Bereits der spannende Prolog entfachte meine Neugierde und wusste mich mit einfachen Worten zu fesseln. Denn rasch wird deutlich, dass ein schwerwiegendes Geheimnis gelüftet wurde und somit jemand in Gefahr schwebt. Dieser Umstand lässt glücklicherweise nicht nach, wenn die scharfzüngige wie pflichtbewusste Flora (Ich-Perspektive) auf den Plan tritt, ganz nebenbei von schauerlichen Schattenwesen heimgesucht und kurz darauf in die phantastische Traumwelt Eisenheims katapultiert wird. Lernt man zuvor noch den langweiligen Schulalltag und entsprechend die besten Freunde von Flora kennen (eine typische Abfolge nach dem Schema F), wird es doch recht interessant, wenn sich plötzlich der höchst schweigsame Marian bei ihr zu Hause … und in ihren Träumen einquartiert.

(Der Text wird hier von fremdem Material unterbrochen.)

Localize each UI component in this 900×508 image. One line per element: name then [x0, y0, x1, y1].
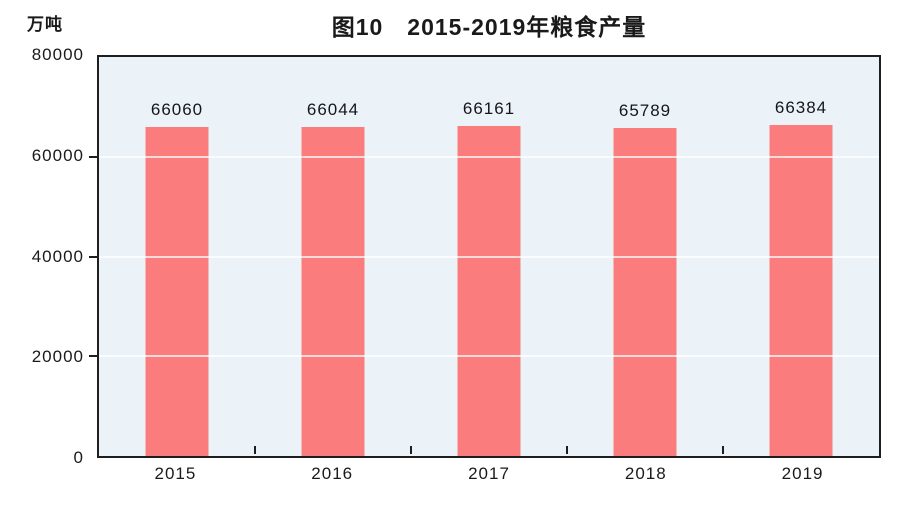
bar-2017	[457, 126, 521, 456]
y-axis: 0 20000 40000 60000 80000	[0, 45, 84, 467]
x-axis-tick	[410, 446, 412, 454]
x-axis-label-2019: 2019	[781, 464, 824, 483]
category-column-2017: 66161	[411, 57, 567, 456]
y-axis-tick	[89, 255, 97, 258]
y-axis-tick-label: 40000	[31, 246, 84, 266]
bar-value-label: 66384	[774, 97, 828, 117]
y-axis-tick-label: 20000	[31, 347, 84, 367]
bar-value-label: 66044	[306, 99, 360, 119]
category-column-2018: 65789	[567, 57, 723, 456]
plot-area: 66060 66044 66161 65789 66384	[89, 55, 881, 458]
category-column-2015: 66060	[99, 57, 255, 456]
x-axis: 2015 2016 2017 2018 2019	[97, 464, 881, 490]
x-axis-label-2015: 2015	[154, 464, 197, 483]
gridline-40000	[99, 255, 879, 258]
y-axis-tick	[89, 155, 97, 158]
gridline-20000	[99, 355, 879, 358]
category-column-2016: 66044	[255, 57, 411, 456]
y-axis-unit-label: 万吨	[27, 15, 63, 34]
bar-value-label: 65789	[618, 100, 672, 120]
y-axis-tick	[89, 355, 97, 358]
x-axis-tick	[566, 446, 568, 454]
chart-title: 图10 2015-2019年粮食产量	[331, 14, 647, 40]
x-axis-label-2018: 2018	[624, 464, 667, 483]
bar-2019	[769, 124, 833, 456]
x-axis-tick	[722, 446, 724, 454]
y-axis-tick-label: 80000	[31, 45, 84, 64]
category-column-2019: 66384	[723, 57, 879, 456]
bar-value-label: 66161	[462, 99, 516, 119]
y-axis-tick-label: 60000	[31, 145, 84, 165]
bar-2018	[613, 127, 677, 456]
y-axis-tick-label: 0	[73, 448, 84, 467]
bar-2015	[145, 126, 209, 456]
bar-2016	[301, 126, 365, 456]
gridline-60000	[99, 155, 879, 158]
bar-value-label: 66060	[150, 99, 204, 119]
x-axis-label-2016: 2016	[311, 464, 354, 483]
x-axis-label-2017: 2017	[468, 464, 510, 483]
x-axis-tick	[254, 446, 256, 454]
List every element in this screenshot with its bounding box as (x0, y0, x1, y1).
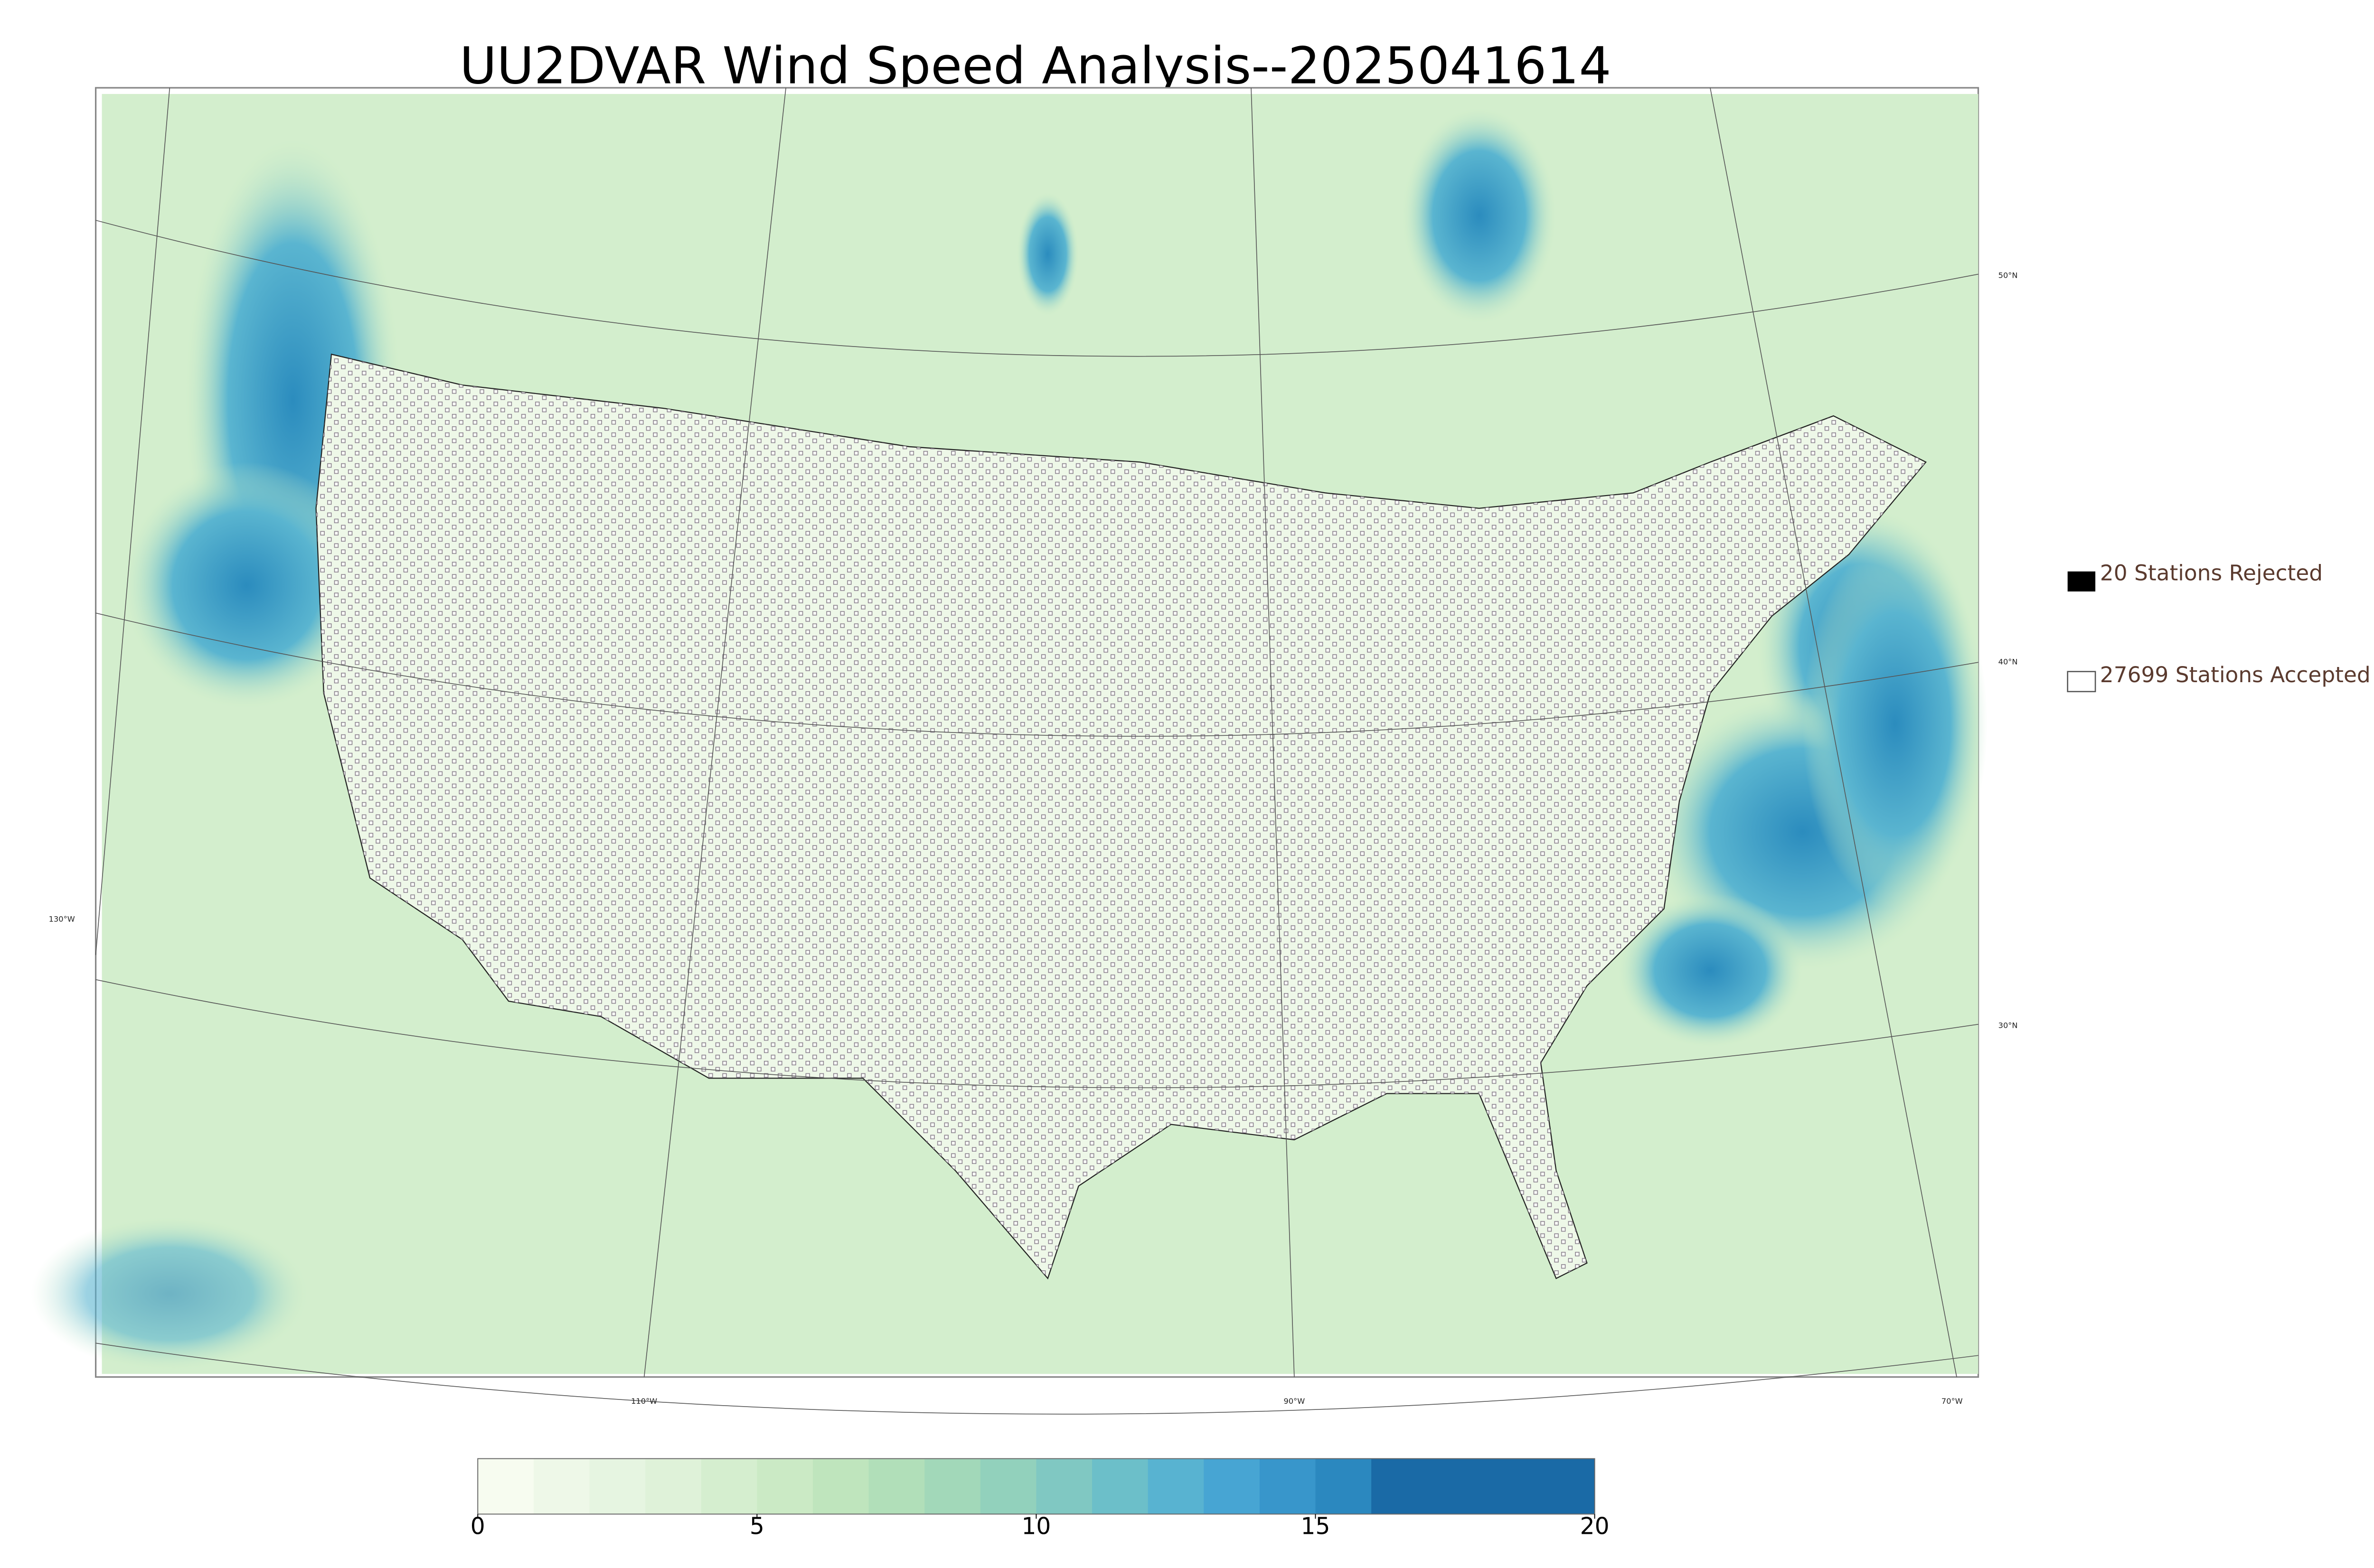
colorbar-tick-label: 5 (750, 1513, 764, 1540)
colorbar-segment (1036, 1458, 1093, 1514)
colorbar-segment (1259, 1458, 1316, 1514)
accepted-symbol (2067, 671, 2096, 693)
colorbar-tick-label: 20 (1580, 1513, 1610, 1540)
colorbar-segment (1204, 1458, 1260, 1514)
map (31, 87, 1988, 1415)
colorbar-tick-label: 15 (1301, 1513, 1330, 1540)
lat-label: 40°N (1998, 657, 2018, 667)
colorbar-segment (1092, 1458, 1149, 1514)
colorbar-segment (645, 1458, 702, 1514)
lon-label: 70°W (1941, 1397, 1963, 1406)
colorbar-segment (980, 1458, 1037, 1514)
colorbar-segment (1427, 1458, 1484, 1514)
colorbar-tick-label: 10 (1021, 1513, 1051, 1540)
colorbar-segment (868, 1458, 925, 1514)
colorbar-tick-label: 0 (471, 1513, 485, 1540)
colorbar-segment (1148, 1458, 1205, 1514)
colorbar: 0 5 10 15 20 (471, 1458, 1610, 1540)
colorbar-segment (924, 1458, 981, 1514)
lat-label: 50°N (1998, 271, 2018, 280)
colorbar-segment (812, 1458, 869, 1514)
colorbar-segment (1371, 1458, 1428, 1514)
colorbar-segment (1538, 1458, 1595, 1514)
graticule-labels: 50°N 40°N 30°N 130°W 110°W 90°W 70°W (49, 271, 2018, 1406)
colorbar-segment (701, 1458, 758, 1514)
colorbar-segment (757, 1458, 813, 1514)
colorbar-segment (1483, 1458, 1539, 1514)
lon-label: 130°W (49, 915, 75, 924)
legend-rejected: 20 Stations Rejected (2100, 561, 2323, 586)
colorbar-segment (1315, 1458, 1372, 1514)
colorbar-segment (478, 1458, 534, 1514)
lon-label: 90°W (1284, 1397, 1305, 1406)
rejected-symbol (2067, 571, 2096, 592)
colorbar-segment (533, 1458, 590, 1514)
legend-accepted: 27699 Stations Accepted (2100, 662, 2371, 687)
lat-label: 30°N (1998, 1021, 2018, 1030)
colorbar-segment (589, 1458, 646, 1514)
legend: 20 Stations Rejected 27699 Stations Acce… (2067, 561, 2371, 693)
map-title: UU2DVAR Wind Speed Analysis--2025041614 (460, 37, 1611, 95)
lon-label: 110°W (631, 1397, 657, 1406)
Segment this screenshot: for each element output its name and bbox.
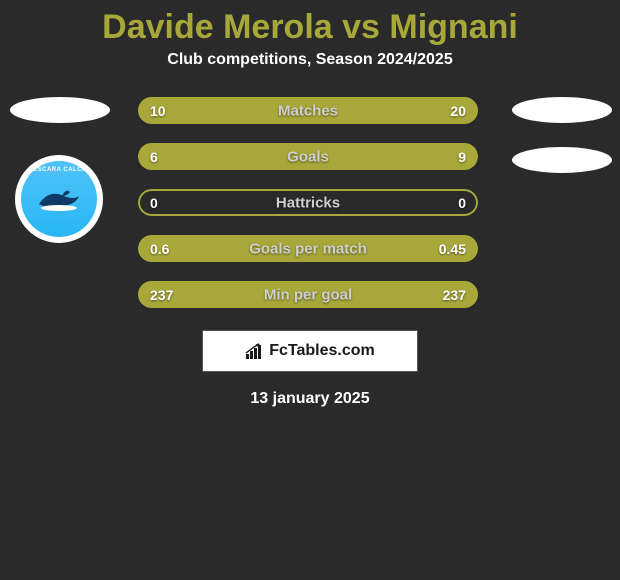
stat-bar: 0.6 0.45 Goals per match — [138, 235, 478, 262]
subtitle: Club competitions, Season 2024/2025 — [0, 51, 620, 69]
stat-bars: 10 20 Matches 6 9 Goals 0 0 Hattricks 0.6 0.45 Goal… — [138, 97, 478, 308]
stat-bar: 6 9 Goals — [138, 143, 478, 170]
comparison-area: PESCARA CALCIO 10 20 Matches 6 9 Goals 0 0 Hattr… — [0, 97, 620, 308]
stat-bar: 10 20 Matches — [138, 97, 478, 124]
club-logo-text: PESCARA CALCIO — [29, 167, 90, 173]
stat-bar: 0 0 Hattricks — [138, 189, 478, 216]
brand-text: FcTables.com — [269, 342, 375, 360]
player-left-badge-1 — [10, 97, 110, 123]
stat-value-left: 237 — [150, 287, 173, 303]
stat-value-right: 237 — [443, 287, 466, 303]
stat-value-right: 0 — [458, 195, 466, 211]
stat-value-right: 9 — [458, 149, 466, 165]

Leider erschien mir Marians Charakter vorübergehend etwas farblos, was nicht durchweg auf seinen optischen Zustand (in Eisenheim) zurückzuführen ist. Gemächlich kratzt die Autorin in den Tiefen seiner Vergangenheit/Motive … und kommt dabei einem Stereotypus gefährlich nahe. Demgemäß muss man sich zunächst mit mysteriösen Andeutungen von ihm begnügen (vermag sich dabei einiges selbst auszumalen) und könnte teilweise genauso abgeneigt reagieren, wie Flora es eingangs tut. Der attraktive Marian ist eben ein guter Kämpfer und Reiseführer durch die fabelhafte Traumwelt, die von eigentümlichen Wesen/Personen bewohnt wird und ganz eigene Regeln befolgt. Geht es allerdings um sein Innenleben, erfährt man, außer seinen finnischen Wurzeln und den damit weniger schmackhaften Kochkünsten, kaum etwas über ihn … zunächst. Einerseits wirkt sein Charakter dadurch reizvoll, andererseits konnte ich anfangs nicht recht nachvollziehen, was Flora schlagartig an dem attraktiv, gefährlich-beschützenden "Austauschschüler" findet. Naja, schlussendlich dann doch, wenn ich das jetzt so beschreibe. Am Ende wollte ich zumindest nicht mehr von seiner Seite weichen.
Ansonsten legt der subtil ausgefeilte Plot echte Pageturnerqualitäten an den Tag. Denn Flora weiß nie, wem sie wahrhaftig vertrauen kann oder wer eventuell ganz andere Interessen verfolgt, um an einen bestimmten, magischen Stein zu gelangen Nicht einmal sich selbst vermag Flora zu kennen. Immerhin führte sie zuvor ein unbewusstes Doppelleben, bei dem die "schlafende" Flora kaum etwas mit dem realen ICH am Hut zu haben schien. Diese beiden Floras und ihre seltenen Gemeinsamkeiten in Einklang zu bringen, ist schon ein reichlich faszinierendes Unterfangen. Unterdessen folgt einer überraschenden Entwicklung die nächste, und allein der sehenswürdige Rundgang durch Eisenheim und seine vielfältigen Charaktere, macht Laune auf einen weiteren Besuch. Wo sonst bekommt man schließlich eine faule Haushälterin, einen düsteren Kanzler und einen dreckfressenden Retter in Nöten geboten?
Was mir zuweilen jedoch einen kleinen Schatten auf die krause Stirn zauberte: einige freundschaftliche/geschäftliche Verbindungen, die sich in der Realität und der Parallelwelt gebildet haben, wollten sich mir manchmal nicht gänzlich erschließen - in der realen Welt ist so mancher ein Freund, in Eisenheim wiederrum eigentlich ein Feind. Über diesen (für mich) rätselhaften Umstand hoffe ich in der Fortsetzung aufgeklärt zu werden. Das gilt ebenso für einige interessante Konfliktsituationen, die sich zum (teils offenen) Ende hin herauskristallisiert haben und weiterhin für genügend Trug und Schatten sorgen dürften. Gegen eine rasche Schreibhand und Veröffentlichung ist also nichts einzuwenden!!!
Kurz gesagt:
Bei "Stadt aus Trug und Schatten" ist der Buchtitel Programm! Sich gemeinsam mit Flora in die graustufige Traumwelt Eisenheims zu begeben und dabei allerhand facettenreichen Charakteren/Wesen über den Weg zu laufen, ist definitiv ein Abenteuer wert … wenngleich ihr traumhafter Gefährte mitunter etwas mehr Farbe vertragen könnte. Mechthild Gläser beweist mit ihrem Debütroman: phantastisch geträumt wird auch ohne die üblichen Verdächtigen wie Inkubus oder Nachtmahr … und das nicht zu knapp!